On the back of this, PRC-based lessors have increased their involvement in this industry and foreign-based lessors and financiers have sought to build relationships with PRC airlines.
A framework for lessors
There are two types of PRC-based lessors:
China Banking Regulatory Commission (“CBRC”) regulated lessors which are mainly bank-associated; and
Ministry of Commerce of the People’s Republic of China (“MOFCOM”) regulated lessors which are non-bank-associated.
In 2010, CBRC permitted the establishment by CBRC regulated lessors of special purpose vehicles with limited liability company status (“SPVs”) to carry out aircraft leasing transactions. CBRC ruled that SPVs could be established in designated locations within China. Since then, a significant number of SPVs have been incorporated by leading PRC-based leasing companies such as ICBCFL, CDB Leasing, Minsheng Leasing and CCB Financial Leasing to act as lessors of aircraft. This scheme has tended to focus upon the PRC-based lessors.
Starting from 29th September 2013, MOFCOM regulated lessors were also permitted to set up SPVs for aircraft leasing. This coincided with the launch of the China (Shanghai) Pilot Free Trade Zone (“Shanghai FTZ”) for the aviation industry. The plans for the Shanghai FTZ stated that any kind of lessor would be allowed and encouraged through certain benefits (see below) to set up SPVs in the Shanghai FTZ to carry out a domestic and international aircraft leasing business. The NPC considered that more capacity was needed for aircraft leasing in PRC to support the growth of PRC airlines. This has been facilitated by an online platform introduced by the Shanghai FTZ administrative commission. Since then, an increasing number of foreign-based lessors have sought to establish a presence in the free trade zones (“FTZs”) through MOFCOM to pass on the same commercial benefits to the PRC airlines.
Key commercial benefits to an SPV in an FTZ
Since establishing the Shanghai FTZ, the PRC has sought to expand the geographical spread of FTZs to include Tianjin, Guangdong province and Fujian province (see Figure 1).

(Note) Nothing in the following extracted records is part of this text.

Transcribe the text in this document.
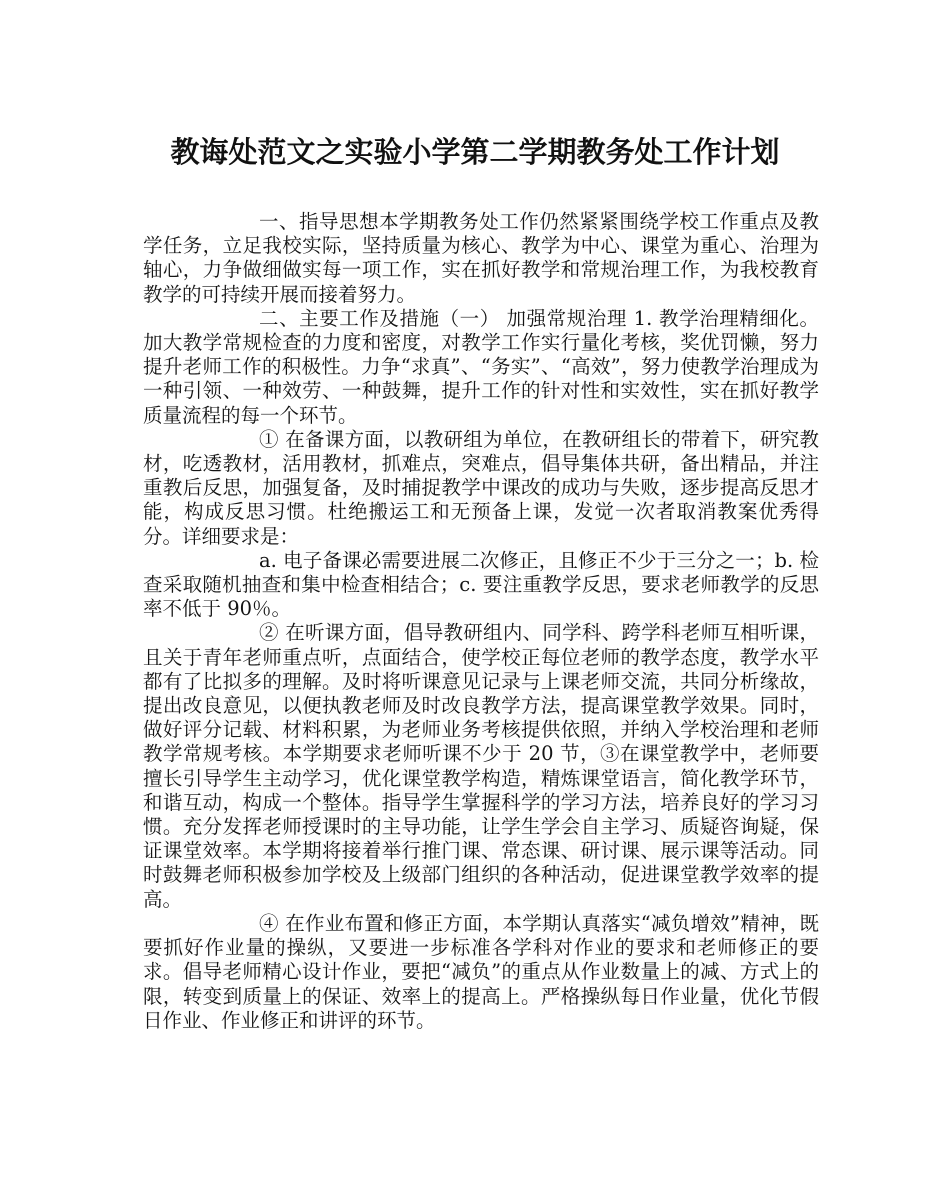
教诲处范文之实验小学第二学期教务处工作计划

一、指导思想本学期教务处工作仍然紧紧围绕学校工作重点及教学任务，立足我校实际，坚持质量为核心、教学为中心、课堂为重心、治理为轴心，力争做细做实每一项工作，实在抓好教学和常规治理工作，为我校教育教学的可持续开展而接着努力。

二、主要工作及措施（一） 加强常规治理 1. 教学治理精细化。加大教学常规检查的力度和密度，对教学工作实行量化考核，奖优罚懒，努力提升老师工作的积极性。力争“求真”、“务实”、“高效”，努力使教学治理成为一种引领、一种效劳、一种鼓舞，提升工作的针对性和实效性，实在抓好教学质量流程的每一个环节。

① 在备课方面，以教研组为单位，在教研组长的带着下，研究教材，吃透教材，活用教材，抓难点，突难点，倡导集体共研，备出精品，并注重教后反思，加强复备，及时捕捉教学中课改的成功与失败，逐步提高反思才能，构成反思习惯。杜绝搬运工和无预备上课，发觉一次者取消教案优秀得分。详细要求是：

a. 电子备课必需要进展二次修正，且修正不少于三分之一；b. 检查采取随机抽查和集中检查相结合；c. 要注重教学反思，要求老师教学的反思率不低于 90％。

② 在听课方面，倡导教研组内、同学科、跨学科老师互相听课，且关于青年老师重点听，点面结合，使学校正每位老师的教学态度，教学水平都有了比拟多的理解。及时将听课意见记录与上课老师交流，共同分析缘故，提出改良意见，以便执教老师及时改良教学方法，提高课堂教学效果。同时，做好评分记载、材料积累，为老师业务考核提供依照，并纳入学校治理和老师教学常规考核。本学期要求老师听课不少于 20 节，③在课堂教学中，老师要擅长引导学生主动学习，优化课堂教学构造，精炼课堂语言，简化教学环节，和谐互动，构成一个整体。指导学生掌握科学的学习方法，培养良好的学习习惯。充分发挥老师授课时的主导功能，让学生学会自主学习、质疑咨询疑，保证课堂效率。本学期将接着举行推门课、常态课、研讨课、展示课等活动。同时鼓舞老师积极参加学校及上级部门组织的各种活动，促进课堂教学效率的提高。

④ 在作业布置和修正方面，本学期认真落实“减负增效”精神，既要抓好作业量的操纵，又要进一步标准各学科对作业的要求和老师修正的要求。倡导老师精心设计作业，要把“减负”的重点从作业数量上的减、方式上的限，转变到质量上的保证、效率上的提高上。严格操纵每日作业量，优化节假日作业、作业修正和讲评的环节。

Incorporation within them offers advantages to the relevant SPV and PRC airlines, including:
aircraft imported by SPVs into an FTZ are included within the state aircraft purchase plan;
priority arrangements for foreign debt control approval of the FTZ-incorporated SPV by the Chinese authorities;
a lower import VAT rate where aircraft with an unladen weight of 25 tonnes or above have been imported by the FTZ SPV and leased to a PRC airline. This can amount to a saving of up to 5% of the relevant purchase price, the specific benefit linked to the tax authority in the relevant FTZ; and
minimal capital start-up costs.
Steps required to establish an SPV in an FTZ and other administrative hurdles
Both the CBRC and MOFCOM regulated lessors are allowed to establish SPVs in FTZs.
A CBRC regulated financial leasing company needs only for its parent leasing company to get a “one off” approval from CBRC to establish an FTZ SPV. Conversely, each time a MOFCOM regulated financial leasing company wants to set up an FTZ SPV it needs to seek approval by the relevant FTZ administrative commission. The following procedure applies to a MOFCOM regulated lessor:
a MOFCOM regulated financial leasing company fills in an online form applying for pre-approval from the administrative commission in accordance with the “negative list” regime.
once complete, the MOFCOM regulated financial leasing company submits the form and specific supporting information and documents to the FTZ administrative commission.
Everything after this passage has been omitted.